Oui, pensai-je, il en va ainsi sur toute la surface du globe. C’est la même clameur partout. Et les gens écoutent, immobiles, comme Valia et moi. J’éprouvais la même sensation qu’à la gare de Volga, quand nous rentrions à Petrograd. J'avais cessé d’exister par moi-même : un je-ne-sais-quoi de formidable et de frénétique hurlait sa douleur, et j’étais devenue ce gémissement universel où tout s’engloutissait. L’univers s’était pétrifié, et je m’étais soudée à lui, pétrifiée moi-même. Nous n’étions plus qu’un seul bloc de glace. Mais ce cri, cette paralysie de tout, c’était aussi un défi au monde.
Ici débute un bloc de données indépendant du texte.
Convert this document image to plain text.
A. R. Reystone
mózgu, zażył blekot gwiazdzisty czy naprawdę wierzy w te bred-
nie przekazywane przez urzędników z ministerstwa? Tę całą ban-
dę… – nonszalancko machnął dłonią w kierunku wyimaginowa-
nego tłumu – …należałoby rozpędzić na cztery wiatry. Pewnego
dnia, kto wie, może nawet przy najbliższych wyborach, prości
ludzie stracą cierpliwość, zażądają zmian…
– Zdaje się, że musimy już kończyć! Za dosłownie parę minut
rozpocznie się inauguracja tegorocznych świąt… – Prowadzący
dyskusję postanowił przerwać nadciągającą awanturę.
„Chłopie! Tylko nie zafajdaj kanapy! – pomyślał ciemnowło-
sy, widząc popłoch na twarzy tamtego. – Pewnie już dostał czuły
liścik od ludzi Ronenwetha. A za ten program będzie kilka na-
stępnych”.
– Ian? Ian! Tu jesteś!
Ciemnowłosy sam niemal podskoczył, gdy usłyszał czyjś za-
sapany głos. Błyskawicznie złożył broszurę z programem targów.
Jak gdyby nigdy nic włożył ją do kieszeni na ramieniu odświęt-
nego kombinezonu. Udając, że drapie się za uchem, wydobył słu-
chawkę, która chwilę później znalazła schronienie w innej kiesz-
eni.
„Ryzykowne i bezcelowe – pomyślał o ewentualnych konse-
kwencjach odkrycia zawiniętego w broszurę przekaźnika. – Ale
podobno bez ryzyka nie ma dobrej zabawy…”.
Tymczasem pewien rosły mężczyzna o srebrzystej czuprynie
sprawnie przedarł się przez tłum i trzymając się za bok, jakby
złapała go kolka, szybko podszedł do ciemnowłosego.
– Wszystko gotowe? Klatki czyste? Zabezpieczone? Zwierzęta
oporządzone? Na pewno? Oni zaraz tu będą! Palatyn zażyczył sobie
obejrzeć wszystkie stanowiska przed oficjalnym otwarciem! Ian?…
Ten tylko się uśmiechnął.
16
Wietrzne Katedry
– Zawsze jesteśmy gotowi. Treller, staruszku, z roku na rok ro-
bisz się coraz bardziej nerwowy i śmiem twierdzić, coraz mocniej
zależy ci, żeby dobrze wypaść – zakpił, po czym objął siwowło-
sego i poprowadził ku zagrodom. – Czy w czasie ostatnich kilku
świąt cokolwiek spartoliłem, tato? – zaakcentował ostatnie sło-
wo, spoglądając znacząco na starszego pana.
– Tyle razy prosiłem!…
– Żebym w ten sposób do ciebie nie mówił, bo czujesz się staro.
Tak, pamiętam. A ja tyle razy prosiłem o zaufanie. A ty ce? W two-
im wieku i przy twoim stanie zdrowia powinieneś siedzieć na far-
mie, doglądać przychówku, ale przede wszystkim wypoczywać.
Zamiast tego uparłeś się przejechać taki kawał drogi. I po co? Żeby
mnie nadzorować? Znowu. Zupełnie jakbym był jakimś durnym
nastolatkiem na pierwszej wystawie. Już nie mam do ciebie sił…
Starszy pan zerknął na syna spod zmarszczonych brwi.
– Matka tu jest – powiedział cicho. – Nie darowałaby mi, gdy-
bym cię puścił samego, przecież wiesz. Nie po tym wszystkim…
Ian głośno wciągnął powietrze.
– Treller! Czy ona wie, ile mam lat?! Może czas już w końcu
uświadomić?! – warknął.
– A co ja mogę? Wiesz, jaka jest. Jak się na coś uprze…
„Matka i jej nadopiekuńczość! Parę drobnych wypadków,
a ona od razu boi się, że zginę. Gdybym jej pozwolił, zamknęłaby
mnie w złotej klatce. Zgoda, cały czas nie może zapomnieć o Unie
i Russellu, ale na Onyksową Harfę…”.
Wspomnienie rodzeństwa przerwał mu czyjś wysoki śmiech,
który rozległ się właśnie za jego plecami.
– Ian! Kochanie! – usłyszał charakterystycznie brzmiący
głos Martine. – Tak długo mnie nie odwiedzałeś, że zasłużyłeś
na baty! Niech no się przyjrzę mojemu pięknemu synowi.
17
Parfaitement : un défi ! À ce degré de puissance, les sanglots de la Barrière sonnaient comme une menace ou, plutôt, comme un cri de victoire.
Elle dura longtemps, cette clameur tragique, un temps infini, me semblait-il. Puis elle s’apaisa peu à peu. Il n’y eut plus, pendant d’interminables secondes, que les sanglots perçants d’une locomotive d’usine dans une cour toute proche. Elle se tut aussi. Un silence total s’écroula sur la cour inondée de nuit. Et il nous assourdit. Nous restions au garde à vous, muettes. Je dis enfin :
— Valia, j’entre au Komsomol [Jeunesse communiste]. Tout de suite. Je n’ai pas l’âge, mais je demande une dispense. Grand-Mère est contre, à cause du bon Dieu, et Maman, parce qu’il y a des garçons. Je m’inscris quand même.
Valia Balkina, minuscule poupée brune, répondît à voix basse :
— Moi aussi…
Nous continuâmes de parler sans un geste, toujours au port d’arme :
— Valia, je vais te dire un secret terrible : je ne crois plus au bon Dieu. Depuis assez longtemps… Il n’existe pas, tu sais ?
— Je sais, répliqua Valia. Moi aussi, j’entre au Komsomol.
Un bonheur tout neuf, un peu effrayant, me coupait la respiration.
— Valia, dis-je, j’entre au Komsomol et je deviendrai une révolutionnaire professionnelle comme Lénine.
Un frisson me parcourut la colonne vertébrale. Ce n’était pas le froid de la nuit, mais un froid du dedans, le frisson du renoncement et de l’extase. Sans que mon intelligence y eut part, de tout mon être, de toute ma chair, de toute mon âme, je venais de comprendre que j’avais fait là un serment, un serment que je ne pourrais plus violer, car, de l’instant où je l’avais prêté, une vie nouvelle commençait pour moi, à laquelle je ne pourrais plus renoncer sous peine de cesser de vivre.
… Et ce qui, aujourd’hui encore, malgré toutes les amertumes, me donne la force de vivre une vie digne d’être vécue, de vivre de tout moi, c’est la conscience que je n’ai pas violé le vieux serment de mon adolescence, la conscience d’appartenir au parti qu’a scellé le nom de Lénine…
- ↑ Il s’agit de la manifestation des ouvriers de Saint-Petersbourg du 9 janvier 1905 , dirigée par le pope Gapone, qui fut violemment réprimée dans le sang. Cet événement marqua le début de la Révolution russe de 1905.
- ↑ En mai 1923, le ministre anglais des Affaires étrangères, Lord Curzon, présenta, au nom du gouvernement anglais, un ultimatum au gouvernement soviétique, exigeant de ce dernier une renonciation « à la propagande et aux actes hostiles », une réparation pour la condamnation d’espions anglais, etc., et menaçant de prendre les mesures plus « énergiques » contre la République des Soviets.